Birch and Aspen
/Birch and Aspen - certainly different, but hard to tell the difference, at a glance - believe it or not, they are not even in the same family. We have both on the Photo Farm, and I love it.
As a recent Robert Frost fan, who was also a part-life Vermonter, I will refer to both white bark attracters as ‘Birches’, in honor of Frost’s poem titled the same .
Frost writes in Birches: “Earth’s the right place for love: I don’t know where it is likely to go better. I’d like to go by climbing a birch tree, And climb black branches up a snow-white trunk Toward heaven, till the tree could bear no more, But dipped it’s top and set me down again. That would be good both going and coming back, One could do worse than be a swinger of birches.”

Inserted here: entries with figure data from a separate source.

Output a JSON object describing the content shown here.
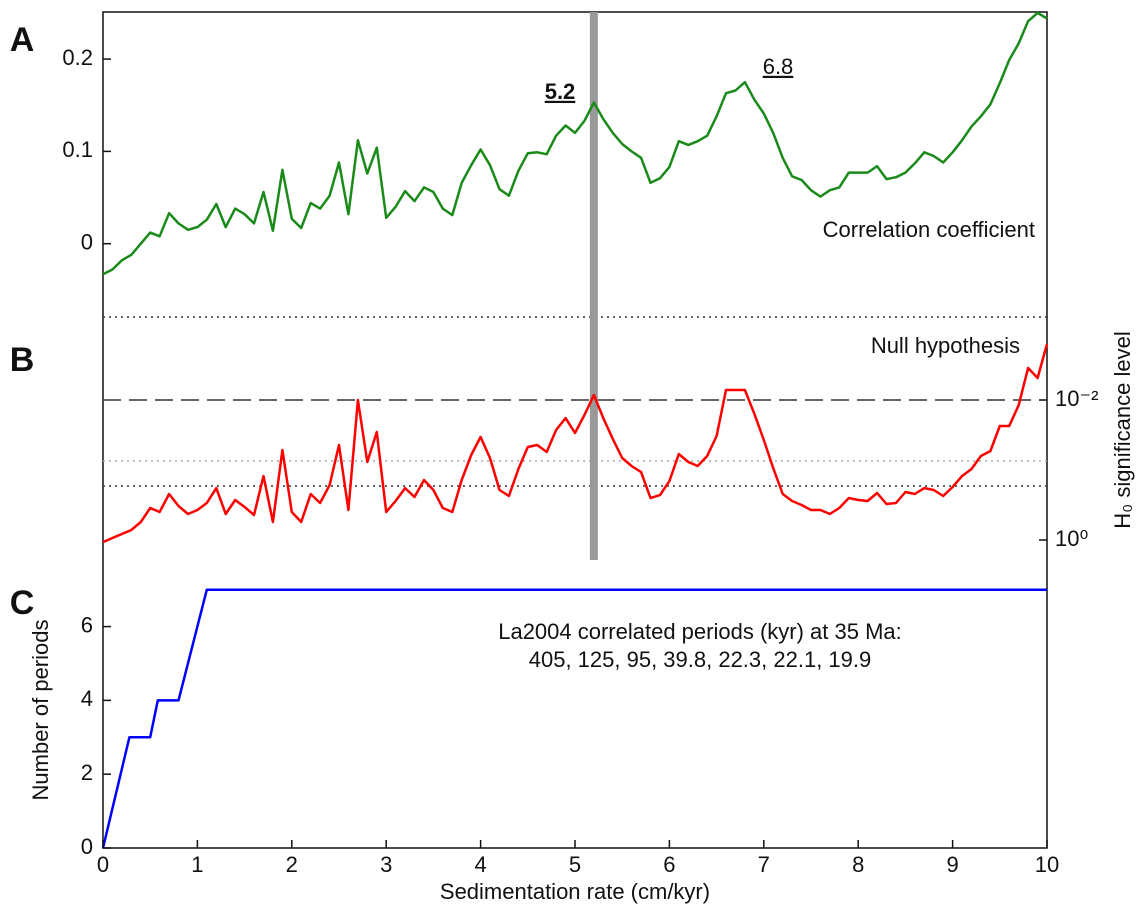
{
  "chart_data": [
    {
      "type": "line",
      "panel_label": "A",
      "color": "#1a8a1a",
      "x": [
        0,
        0.1,
        0.2,
        0.3,
        0.4,
        0.5,
        0.6,
        0.7,
        0.8,
        0.9,
        1,
        1.1,
        1.2,
        1.3,
        1.4,
        1.5,
        1.6,
        1.7,
        1.8,
        1.9,
        2,
        2.1,
        2.2,
        2.3,
        2.4,
        2.5,
        2.6,
        2.7,
        2.8,
        2.9,
        3,
        3.1,
        3.2,
        3.3,
        3.4,
        3.5,
        3.6,
        3.7,
        3.8,
        3.9,
        4,
        4.1,
        4.2,
        4.3,
        4.4,
        4.5,
        4.6,
        4.7,
        4.8,
        4.9,
        5,
        5.1,
        5.2,
        5.3,
        5.4,
        5.5,
        5.6,
        5.7,
        5.8,
        5.9,
        6,
        6.1,
        6.2,
        6.3,
        6.4,
        6.5,
        6.6,
        6.7,
        6.8,
        6.9,
        7,
        7.1,
        7.2,
        7.3,
        7.4,
        7.5,
        7.6,
        7.7,
        7.8,
        7.9,
        8,
        8.1,
        8.2,
        8.3,
        8.4,
        8.5,
        8.6,
        8.7,
        8.8,
        8.9,
        9,
        9.1,
        9.2,
        9.3,
        9.4,
        9.5,
        9.6,
        9.7,
        9.8,
        9.9,
        10
      ],
      "values": [
        -0.033,
        -0.028,
        -0.018,
        -0.012,
        0,
        0.012,
        0.008,
        0.033,
        0.022,
        0.015,
        0.018,
        0.026,
        0.043,
        0.018,
        0.038,
        0.032,
        0.022,
        0.056,
        0.014,
        0.08,
        0.027,
        0.017,
        0.044,
        0.038,
        0.052,
        0.088,
        0.032,
        0.112,
        0.076,
        0.104,
        0.028,
        0.04,
        0.057,
        0.046,
        0.061,
        0.056,
        0.038,
        0.031,
        0.066,
        0.085,
        0.102,
        0.085,
        0.059,
        0.052,
        0.079,
        0.098,
        0.099,
        0.097,
        0.117,
        0.128,
        0.12,
        0.133,
        0.153,
        0.135,
        0.12,
        0.108,
        0.1,
        0.093,
        0.066,
        0.071,
        0.083,
        0.111,
        0.107,
        0.111,
        0.117,
        0.138,
        0.163,
        0.166,
        0.175,
        0.156,
        0.141,
        0.12,
        0.093,
        0.073,
        0.069,
        0.058,
        0.051,
        0.058,
        0.061,
        0.077,
        0.077,
        0.077,
        0.084,
        0.07,
        0.072,
        0.077,
        0.087,
        0.099,
        0.095,
        0.088,
        0.099,
        0.112,
        0.127,
        0.138,
        0.151,
        0.174,
        0.199,
        0.217,
        0.241,
        0.25,
        0.244
      ],
      "ylim": [
        -0.048,
        0.251
      ],
      "yticks": [
        0,
        0.1,
        0.2
      ],
      "yaxis_side": "left",
      "vline": {
        "value": 5.2,
        "color": "#999999"
      },
      "annotations": [
        {
          "text": "5.2",
          "bold": true
        },
        {
          "text": "6.8",
          "bold": false
        },
        {
          "text": "Correlation coefficient",
          "bold": false
        }
      ]
    },
    {
      "type": "line",
      "panel_label": "B",
      "color": "#ff0000",
      "log": true,
      "x": [
        0,
        0.1,
        0.2,
        0.3,
        0.4,
        0.5,
        0.6,
        0.7,
        0.8,
        0.9,
        1,
        1.1,
        1.2,
        1.3,
        1.4,
        1.5,
        1.6,
        1.7,
        1.8,
        1.9,
        2,
        2.1,
        2.2,
        2.3,
        2.4,
        2.5,
        2.6,
        2.7,
        2.8,
        2.9,
        3,
        3.1,
        3.2,
        3.3,
        3.4,
        3.5,
        3.6,
        3.7,
        3.8,
        3.9,
        4,
        4.1,
        4.2,
        4.3,
        4.4,
        4.5,
        4.6,
        4.7,
        4.8,
        4.9,
        5,
        5.1,
        5.2,
        5.3,
        5.4,
        5.5,
        5.6,
        5.7,
        5.8,
        5.9,
        6,
        6.1,
        6.2,
        6.3,
        6.4,
        6.5,
        6.6,
        6.7,
        6.8,
        6.9,
        7,
        7.1,
        7.2,
        7.3,
        7.4,
        7.5,
        7.6,
        7.7,
        7.8,
        7.9,
        8,
        8.1,
        8.2,
        8.3,
        8.4,
        8.5,
        8.6,
        8.7,
        8.8,
        8.9,
        9,
        9.1,
        9.2,
        9.3,
        9.4,
        9.5,
        9.6,
        9.7,
        9.8,
        9.9,
        10
      ],
      "values": [
        1.07,
        0.936,
        0.821,
        0.72,
        0.553,
        0.349,
        0.398,
        0.22,
        0.327,
        0.425,
        0.373,
        0.296,
        0.181,
        0.425,
        0.268,
        0.338,
        0.439,
        0.122,
        0.553,
        0.0518,
        0.398,
        0.553,
        0.22,
        0.296,
        0.164,
        0.0439,
        0.373,
        0.01,
        0.0769,
        0.0286,
        0.398,
        0.277,
        0.181,
        0.243,
        0.139,
        0.193,
        0.349,
        0.398,
        0.139,
        0.0611,
        0.0338,
        0.0674,
        0.193,
        0.235,
        0.0968,
        0.0469,
        0.0439,
        0.0553,
        0.0268,
        0.0181,
        0.0296,
        0.0164,
        0.00848,
        0.0181,
        0.0361,
        0.0674,
        0.0877,
        0.107,
        0.251,
        0.228,
        0.144,
        0.0591,
        0.0769,
        0.0877,
        0.0631,
        0.0327,
        0.0072,
        0.0072,
        0.0072,
        0.0158,
        0.0373,
        0.0936,
        0.22,
        0.277,
        0.316,
        0.373,
        0.373,
        0.425,
        0.349,
        0.251,
        0.268,
        0.277,
        0.213,
        0.306,
        0.296,
        0.206,
        0.22,
        0.181,
        0.193,
        0.235,
        0.175,
        0.122,
        0.0968,
        0.0631,
        0.0535,
        0.0235,
        0.0235,
        0.0118,
        0.00349,
        0.00485,
        0.00158
      ],
      "ylim": [
        1.93,
        0.000268
      ],
      "yaxis_side": "right",
      "yticks": [
        {
          "value": 1,
          "label": "10⁰"
        },
        {
          "value": 0.01,
          "label": "10⁻²"
        }
      ],
      "ylabel": "H₀ significance level",
      "hlines": [
        {
          "value": 0.000652,
          "style": "dotted",
          "color": "#333333"
        },
        {
          "value": 0.01,
          "style": "dashed",
          "color": "#333333"
        },
        {
          "value": 0.0744,
          "style": "dotted",
          "color": "#aaaaaa"
        },
        {
          "value": 0.169,
          "style": "dotted",
          "color": "#333333"
        }
      ],
      "annotations": [
        {
          "text": "Null hypothesis",
          "bold": false
        }
      ]
    },
    {
      "type": "line",
      "panel_label": "C",
      "color": "#0000ff",
      "x": [
        0,
        0.28,
        0.5,
        0.58,
        0.8,
        1.1,
        10
      ],
      "values": [
        0,
        3,
        3,
        4,
        4,
        7,
        7
      ],
      "xlim": [
        0,
        10
      ],
      "xticks": [
        0,
        1,
        2,
        3,
        4,
        5,
        6,
        7,
        8,
        9,
        10
      ],
      "xlabel": "Sedimentation rate (cm/kyr)",
      "ylim": [
        0,
        7.75
      ],
      "yticks": [
        0,
        2,
        4,
        6
      ],
      "yaxis_side": "left",
      "ylabel": "Number of periods",
      "annotations": [
        {
          "text": "La2004 correlated periods (kyr) at 35 Ma:",
          "bold": false
        },
        {
          "text": "405, 125, 95, 39.8, 22.3, 22.1, 19.9",
          "bold": false
        }
      ]
    }
  ]
}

After a recent snow fall, I better visualize Frost’s sentiments on swinging birches. I shake a snow covered, weighed down, birch over the driveway, as I plow my way to Wolf Lane. Me and my green and yellow John Deere are now white all over. What is astonishing to me is, with a little shake, the tree sprang back to nearly upright, like a catapult. I would have been pulled off the Deere, to the sky, if I hadn't let go.
A short while ago I designated a cove, on the Photo Farm, in a patch of birches, to be a proper place for a bench to rest and meditate. I am moved more to do such, with my recent visit to capture the snow impact.
I am now, in my mind, “Some boy too far from town to learn baseball, Whose only play was what he found himself, Summer or winter, and could play alone. One by one he subdued his father’s trees , By riding them down over and over again Until he took the stiffness out of them, And not one but hung , not one was left For him to conquer.”